Here’s an excerpt from a New York Times story that includes frank talk from the money suppliers (“we are hopeful that investment produces a return”) and from the money raisers, i.e., Members of Congress. The National Journal also writes about the corrupting money chase, with this quote from former NC Congressman Brad Miller: “The only way to get noticed, to win respect, is to raise a lot of money” to give to other members, Miller said. “It’s hard to imagine that that’s really what democracy should really be about. It means that members of Congress have to spend their time in a little room with a phone, calling up lobbyists and asking them to contribute from their PACs, then rushing to the floor to vote on a lot of issues that very few members have had time to think about and certainly not to shape in any important way.” (For good reason, Miller was a sponsor of legislation to create a public-financing option for qualifying Congressional candidates.)

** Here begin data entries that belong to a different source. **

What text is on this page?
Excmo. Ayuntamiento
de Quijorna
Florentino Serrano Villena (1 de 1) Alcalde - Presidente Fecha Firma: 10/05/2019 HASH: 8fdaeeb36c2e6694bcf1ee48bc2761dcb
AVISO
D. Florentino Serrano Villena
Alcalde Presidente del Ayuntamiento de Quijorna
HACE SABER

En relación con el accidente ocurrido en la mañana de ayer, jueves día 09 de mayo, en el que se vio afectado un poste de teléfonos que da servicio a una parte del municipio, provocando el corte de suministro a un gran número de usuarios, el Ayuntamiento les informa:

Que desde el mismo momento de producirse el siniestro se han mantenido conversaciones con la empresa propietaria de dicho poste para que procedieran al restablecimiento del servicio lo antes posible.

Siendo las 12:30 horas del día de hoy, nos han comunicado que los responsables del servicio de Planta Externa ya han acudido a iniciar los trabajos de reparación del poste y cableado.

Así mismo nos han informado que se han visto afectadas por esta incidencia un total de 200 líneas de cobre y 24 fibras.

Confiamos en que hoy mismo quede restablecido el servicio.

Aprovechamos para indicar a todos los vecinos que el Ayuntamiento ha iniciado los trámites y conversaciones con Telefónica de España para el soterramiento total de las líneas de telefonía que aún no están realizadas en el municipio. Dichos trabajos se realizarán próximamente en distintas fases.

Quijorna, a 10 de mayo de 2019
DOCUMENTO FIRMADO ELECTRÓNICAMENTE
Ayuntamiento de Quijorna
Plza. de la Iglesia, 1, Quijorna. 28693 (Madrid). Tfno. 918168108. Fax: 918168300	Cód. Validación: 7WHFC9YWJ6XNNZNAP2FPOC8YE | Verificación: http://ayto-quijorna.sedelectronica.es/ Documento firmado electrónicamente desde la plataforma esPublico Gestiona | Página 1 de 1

Now here’s the excerpt from the NY Times story:
Representative Andy Barr, a Republican from Kentucky with little experience in the intricacies of Wall Street, was among the lucky House freshmen to secure a seat on the powerful Financial Services Committee. Now, half a year into his first term, he has emerged as a telling example of why the panel is sometimes called “the cash committee” — a place, critics say, where there are big incentives for freshmen to do special favors for the industry. Mr. Barr, 40, a first-time elected official, has raised nearly as much money this year from political action committees run by major banks, credit unions and insurance companies as longtime lawmakers like Speaker John A. Boehner and other party leaders.
One industry lobbyist, who asked not to be named because client matters are supposed to be confidential, said his political action committee was sizing up all of the Financial Services Committee freshmen as it tried to determine who could best help deliver on the industry’s agenda. “It is almost like investing in a first-round draft pick for the N.B.A. or N.F.L.,” the lobbyist said. “There is potential there. So we make an investment, and we are hopeful that investment produces a return.”
Brad Miller, a North Carolina Democrat who served on the Financial Services Committee until January, when he left Congress, said the intense focus on fund-raising by freshman lawmakers like Mr. Barr is a potent sign of the harmful way that money distorts priorities in Washington, for both Republicans and Democrats. “Freshmen are pushed and pushed and pushed to raise money — it’s how they are judged by the leadership and the political establishment in Washington,” said Mr. Miller, who added that he felt the same pressure when he joined the Financial Services Committee in 2003 as a freshman. “It’s only natural that it has got to be on your mind that a vote one way or other is going to affect the ability to raise money.”